9. Mai 2013 – Es gibt noch Paradiese auf unserer Welt. Eines davon liegt in der Troas im kleinen Hafen von Assos. Begleiten Sie uns auf unseren Exkursionen in die Troas – nach Troia selbst, aber zuerst ins vorzüglich erhaltene Assos.

Sonntag, 21. April 2013
Fluchtartig verließen wir am Morgen das ungastliche Erdek. Am Frühstücksbuffet hattegähnende Leere geherrscht, weil mehrere riesige Reisegruppen alles kahlgefuttert hatten. Unsere Stimmung war gedrückt und genervt. Fieberhaft suchten wir in unserem Reiseführer nach Alternativen zur geplanten Reiseroute. Eines war klar: Unser Vorhaben, zunächst auf dem Weg nach Lykien die Grabungen im Landesinneren abzugrasen, um auf der Rückfahrt an der Küste entlang zu bummeln, war pure Theorie gewesen. In der Praxis waren dafür zu viele Hotels noch geschlossen. Wir würden uns in den größeren Touristenzentren aufhalten müssen, um Quartiere zu finden. Wo also gab es im Norden ein ausreichend großes Touristenzentrum? Wir entschieden, es in Assos zu versuchen, wo der Reiseführer ein paar Hotels der gehobenen Kategorie versprach. Da dort traditionell Reisegruppen absteigen, war die Chance groß, dass die Hotels offen sein würden. Es war wohl das erste Mal, dass ich Studiosus & Co richtiggehend dankbar war!
Wir hatten es eilig, nach Assos zu kommen, und das langsame Fahren war sowieso noch nie Kurts Vorliebe. Es dauerte deshalb noch nicht einmal eine halbe Stunde, da winkte uns ein freundlicher Herr in Uniform aus dem Verkehr. Wir seien in der 90er-Beschränkung nach Abzug der Toleranz 133 Kilometer per Stunde gefahren. Ich fürchte, er hatte Recht. Gut, dass in der Türkei die Strafen für Schnellfahren noch nicht ganz so drakonisch sind wie bei uns zu hause.
Es ist doch einfach unglaublich, wie viele Dinge man praktisch erledigen kann, ohne dass einer die Sprache des anderen spricht! Wir füllten also brav das notwendige Formular aus. Und der Herr Polizist freute sich, dass wir bereits „evet“ (= ja) und „tamam“ (= einverstanden) sagen konnten. Es herrschte schönste Eintracht. Das änderte allerdings nichts daran, dass wir unsere Strafe zahlen mussten. Wie übrigens auch ein etwas zu forsch gefahrener Istanbuler, der ebenfalls aus dem Straßenverkehr gewinkt wurde. (So viel zum Vorurteil, nur Touristen würden abkassiert. Ganz im Gegenteil. Die türkische Polizei ist mit einer großen Dichte von Verkehrskontrollen eifrig dabei, die sehr kreative Auslegung der Straßenverkehrsordnung, wie sie von türkischen Fahrern gerne gepflegt wird, ein wenig einzuschränken.)
Eine Überraschung gab es am Ende der Prozedur: In der Türkei gibt es auf Bußen Skonto. Statt 160 Türkische Lira mussten wir nur 125 zahlen, weil wir das Geld sofort ablieferten. Und das war höchst offiziell. Wir bekamen eine riesige Quittung aus dem Quittungsblock. Es zeugt von der türkischen Lässigkeit, dass die Polizisten sich das Wechselgeld für unsere Strafe bei den gerade erst geschnappten Schnellfahrern aus Istanbul besorgten.

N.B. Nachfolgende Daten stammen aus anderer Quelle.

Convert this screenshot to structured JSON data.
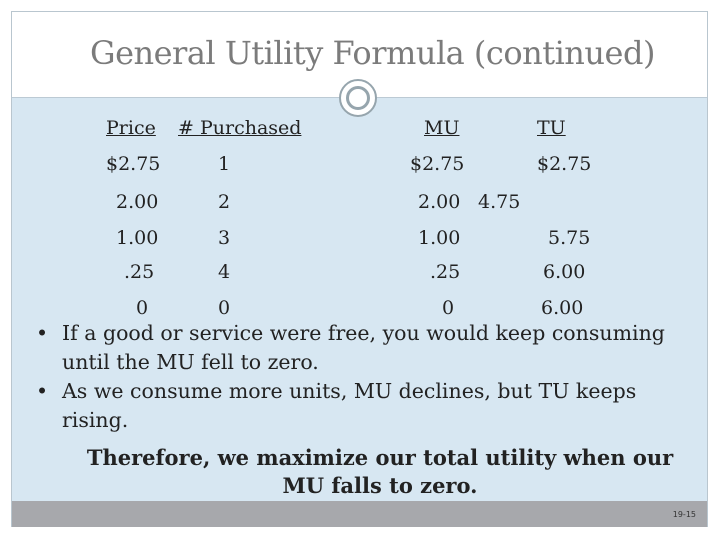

Durch malerische Landschaft. Foto: KW.

Ganz brav im Rahmen der Straßenverkehrsordnung fuhren wir weiter. Und die Strecke war so schön, dass es schade gewesen wäre, sie zu schnell zu durchqueren. Assos erreicht man am besten über eine Straße, die von der Küste weg über steile Pässe durchs Inland führt. Es wird einem dabei wieder einmal so richtig deutlich, dass für die Griechen Straßen ins Inland unwichtig waren, weil sie schneller mit dem Schiff von Hafen zu Hafen gelangten.

Ein kleines Paradies: Der Hafen von Assos. Foto: KW.

Über eine abenteuerliche Schlaglochpiste gelangten wir in den winzigen Hafen von Assos. Einheimische gibt es hier keine mehr – es sei denn, sie betreiben ein Restaurant, ein Hotel oder eine Pension. Nichtsdestotrotz ist der Hafen unglaublich idyllisch. Die alten Lagerhäuser aus osmanischer Zeit wurden in Hotels umgewandelt. Wir entschieden uns für das Nazlihan Otel – und bekamen ein wunderschönes Zimmer im ersten Stock mit einem Balkon, von dem aus man direkt auf den Hafen und die gegenüber liegende Insel Lesbos schauen konnte.
Und so bewunderten wir von oben die vielen Türken aus Istanbul, die in Assos ihren Sonntag verbrachten. Sie füllten alle Fischlokale am Hafen, so dass wir uns entschieden, eine Lokanta in der zweiten Reihe aufzusuchen. Auch die war übervoll. Wir warteten fast eine Dreiviertelstunde, ehe wir überhaupt etwas zu Trinken bekamen. Bis dann das Essen vor uns stand, hatten wir schon die Hoffnung verloren, jemals etwas vorgesetzt zu bekommen. Doch die Vorspeisen und die Köfte, alles gleichzeitig serviert, waren derart phantastisch, dass wir unseren Ärger über die lange Wartezeit vergaßen.
Den Rest des Abends verbrachte ich damit, die Tücken des türkischen Internets und W-Lans zu bewältigen. Im Gegensatz zu Griechenland ist hier die Benutzung des Internets noch vom Glück abhängig. Zwar waren in der Theorie alle Zimmer mit WiFi ausgestattet. Praktisch gab es drei verschiedene Netze im Hotel, von denen mal dieses, mal jenes funktionierte – und dann musste man auch noch herausfinden, von welchem Standort man gerade darauf Zugriff hatte … Numismatisches Tagebuch unter erschwerten Umständen also!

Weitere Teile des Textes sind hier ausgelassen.